So Google has spiked its plan for a data center in Hong Kong, citing the reason that it's hard to acquire a large plot of land here in Hong Kong.
While there's now an official statement from them, there was already speculation in the local media a couple months back, when it was pointed out that the 2.7 hectare plot of land they had acquired for the data center in 2011 was still sitting idle, obviously not adhering to the initial plan of having the data center ready this year.
So were they expecting to acquire another large plot of land, like the 15 hectares they have in Changhua County, Taiwan, after announcing its initial data center plans for Hong Kong back in 2011? It would seem incredibly unrealistic of the company to expect to tag on a larger chunk of land at a later date, especially in a place like Hong Kong where land for commercial use is obviously in short supply, and I doubt they would have made a risky decision like that.
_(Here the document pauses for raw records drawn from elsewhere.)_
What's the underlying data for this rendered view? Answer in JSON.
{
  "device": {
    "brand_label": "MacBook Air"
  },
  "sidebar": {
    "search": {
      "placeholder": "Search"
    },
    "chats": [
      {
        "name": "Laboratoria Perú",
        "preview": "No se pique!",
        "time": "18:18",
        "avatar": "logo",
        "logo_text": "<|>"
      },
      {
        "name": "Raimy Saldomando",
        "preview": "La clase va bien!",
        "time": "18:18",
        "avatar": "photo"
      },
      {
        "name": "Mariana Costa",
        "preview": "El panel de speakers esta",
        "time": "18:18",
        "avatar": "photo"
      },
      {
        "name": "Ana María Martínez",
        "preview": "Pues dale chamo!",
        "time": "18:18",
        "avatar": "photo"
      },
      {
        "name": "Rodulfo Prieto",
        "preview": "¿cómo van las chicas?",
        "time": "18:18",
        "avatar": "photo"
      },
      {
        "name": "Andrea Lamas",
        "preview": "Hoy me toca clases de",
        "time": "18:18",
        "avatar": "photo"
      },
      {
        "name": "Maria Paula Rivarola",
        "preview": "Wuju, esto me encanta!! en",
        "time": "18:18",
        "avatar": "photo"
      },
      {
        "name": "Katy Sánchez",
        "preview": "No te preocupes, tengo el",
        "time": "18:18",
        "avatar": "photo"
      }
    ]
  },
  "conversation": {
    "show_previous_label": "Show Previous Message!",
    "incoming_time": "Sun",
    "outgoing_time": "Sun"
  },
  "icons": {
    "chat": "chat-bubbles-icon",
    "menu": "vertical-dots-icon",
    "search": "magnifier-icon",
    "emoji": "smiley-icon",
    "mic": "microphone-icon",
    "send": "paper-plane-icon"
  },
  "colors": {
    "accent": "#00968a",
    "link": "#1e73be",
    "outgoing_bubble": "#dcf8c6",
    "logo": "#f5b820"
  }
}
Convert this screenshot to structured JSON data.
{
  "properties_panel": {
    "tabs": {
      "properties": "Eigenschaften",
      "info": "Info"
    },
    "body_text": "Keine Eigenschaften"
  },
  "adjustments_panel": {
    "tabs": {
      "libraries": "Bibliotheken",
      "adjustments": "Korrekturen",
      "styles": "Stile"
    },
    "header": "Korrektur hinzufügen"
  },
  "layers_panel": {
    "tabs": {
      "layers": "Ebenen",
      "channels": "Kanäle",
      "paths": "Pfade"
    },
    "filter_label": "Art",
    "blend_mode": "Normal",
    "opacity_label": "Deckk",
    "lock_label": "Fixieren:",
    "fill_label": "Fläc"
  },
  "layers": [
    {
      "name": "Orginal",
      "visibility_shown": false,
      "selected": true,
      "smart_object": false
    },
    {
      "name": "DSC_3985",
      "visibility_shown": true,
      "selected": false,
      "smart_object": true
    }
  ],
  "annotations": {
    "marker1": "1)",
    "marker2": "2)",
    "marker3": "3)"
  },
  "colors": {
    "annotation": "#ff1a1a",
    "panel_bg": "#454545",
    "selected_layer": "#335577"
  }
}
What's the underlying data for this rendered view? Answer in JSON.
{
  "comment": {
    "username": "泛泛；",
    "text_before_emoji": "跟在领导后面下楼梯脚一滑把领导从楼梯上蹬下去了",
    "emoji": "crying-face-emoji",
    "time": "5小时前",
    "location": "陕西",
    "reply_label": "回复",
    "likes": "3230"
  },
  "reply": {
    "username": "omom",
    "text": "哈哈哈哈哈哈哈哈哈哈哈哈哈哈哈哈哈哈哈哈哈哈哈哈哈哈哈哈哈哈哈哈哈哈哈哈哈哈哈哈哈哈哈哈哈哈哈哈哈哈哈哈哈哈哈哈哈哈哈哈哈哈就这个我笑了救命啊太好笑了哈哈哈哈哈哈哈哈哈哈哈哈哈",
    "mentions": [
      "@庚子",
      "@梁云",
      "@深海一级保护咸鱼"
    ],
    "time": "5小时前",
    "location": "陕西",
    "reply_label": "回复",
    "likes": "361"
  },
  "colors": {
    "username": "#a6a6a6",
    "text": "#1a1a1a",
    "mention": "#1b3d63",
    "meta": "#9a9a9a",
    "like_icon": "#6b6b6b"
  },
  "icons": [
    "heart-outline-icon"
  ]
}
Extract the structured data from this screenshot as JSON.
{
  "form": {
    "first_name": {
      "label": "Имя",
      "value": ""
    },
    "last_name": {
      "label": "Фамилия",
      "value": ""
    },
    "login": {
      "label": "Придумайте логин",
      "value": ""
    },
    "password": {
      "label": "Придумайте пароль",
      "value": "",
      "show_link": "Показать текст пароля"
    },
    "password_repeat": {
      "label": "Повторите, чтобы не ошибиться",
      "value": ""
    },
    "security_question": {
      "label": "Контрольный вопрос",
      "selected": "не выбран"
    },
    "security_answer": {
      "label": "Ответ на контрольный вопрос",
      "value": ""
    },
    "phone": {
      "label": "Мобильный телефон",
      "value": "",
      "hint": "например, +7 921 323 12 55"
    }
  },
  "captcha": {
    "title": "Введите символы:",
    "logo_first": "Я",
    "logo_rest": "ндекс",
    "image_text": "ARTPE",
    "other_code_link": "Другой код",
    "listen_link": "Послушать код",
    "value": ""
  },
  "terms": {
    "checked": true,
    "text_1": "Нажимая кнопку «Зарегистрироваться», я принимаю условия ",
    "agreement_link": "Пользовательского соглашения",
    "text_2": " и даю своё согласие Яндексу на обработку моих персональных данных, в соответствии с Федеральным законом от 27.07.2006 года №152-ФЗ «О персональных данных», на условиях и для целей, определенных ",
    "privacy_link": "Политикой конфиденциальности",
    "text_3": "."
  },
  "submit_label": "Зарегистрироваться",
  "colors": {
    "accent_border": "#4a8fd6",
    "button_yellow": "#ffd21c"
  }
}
It certainly doesn't appear to be a decision made due to the cost of the land. A rough estimate of the land premiums (from the Hong Kong and Science Technology Parks website) for a site the size of Google's in Tseung Kwan O Industrial Estate points to a figure somewhere between US$1 to US$2 million — pocket change for a company the size of Google. Admittedly, other costs like electrical power and salaries that figure into the running cost of a data center have gone up, but certainly not so much to put off a planned data center build.
Naturally, despite their statement that they remain committed to Hong Kong, this has led to speculation on the company’s plans for Hong Kong, which is ultimately a "Special Administrative Region" of the People's Republic of China, the country that they pulled their search engine out of.
Cancelling the Hong Kong data center build certainly doesn't appear to be a big deal to the company, as it can still serve its customers through its data centers in Taiwan and Singapore, but it must be a huge disappointment to say the least, to the government here which has been trying to promote Hong Kong as a data center hub. And making it harder to swallow must be that Google has one in Singapore — the other rival data center hub in the region.
I certainly don't think this is the start of any trend for data center operators to up and move elsewhere, for Hong Kong still offers a host of benefits attractive to data center operators, such as a lack of natural disasters like earthquakes, a reliable power supply and is well connected through subsea cables. Well, at least not until there is more clarity about Shanghai's free trade zone and how it plans to handle Internet traffic there.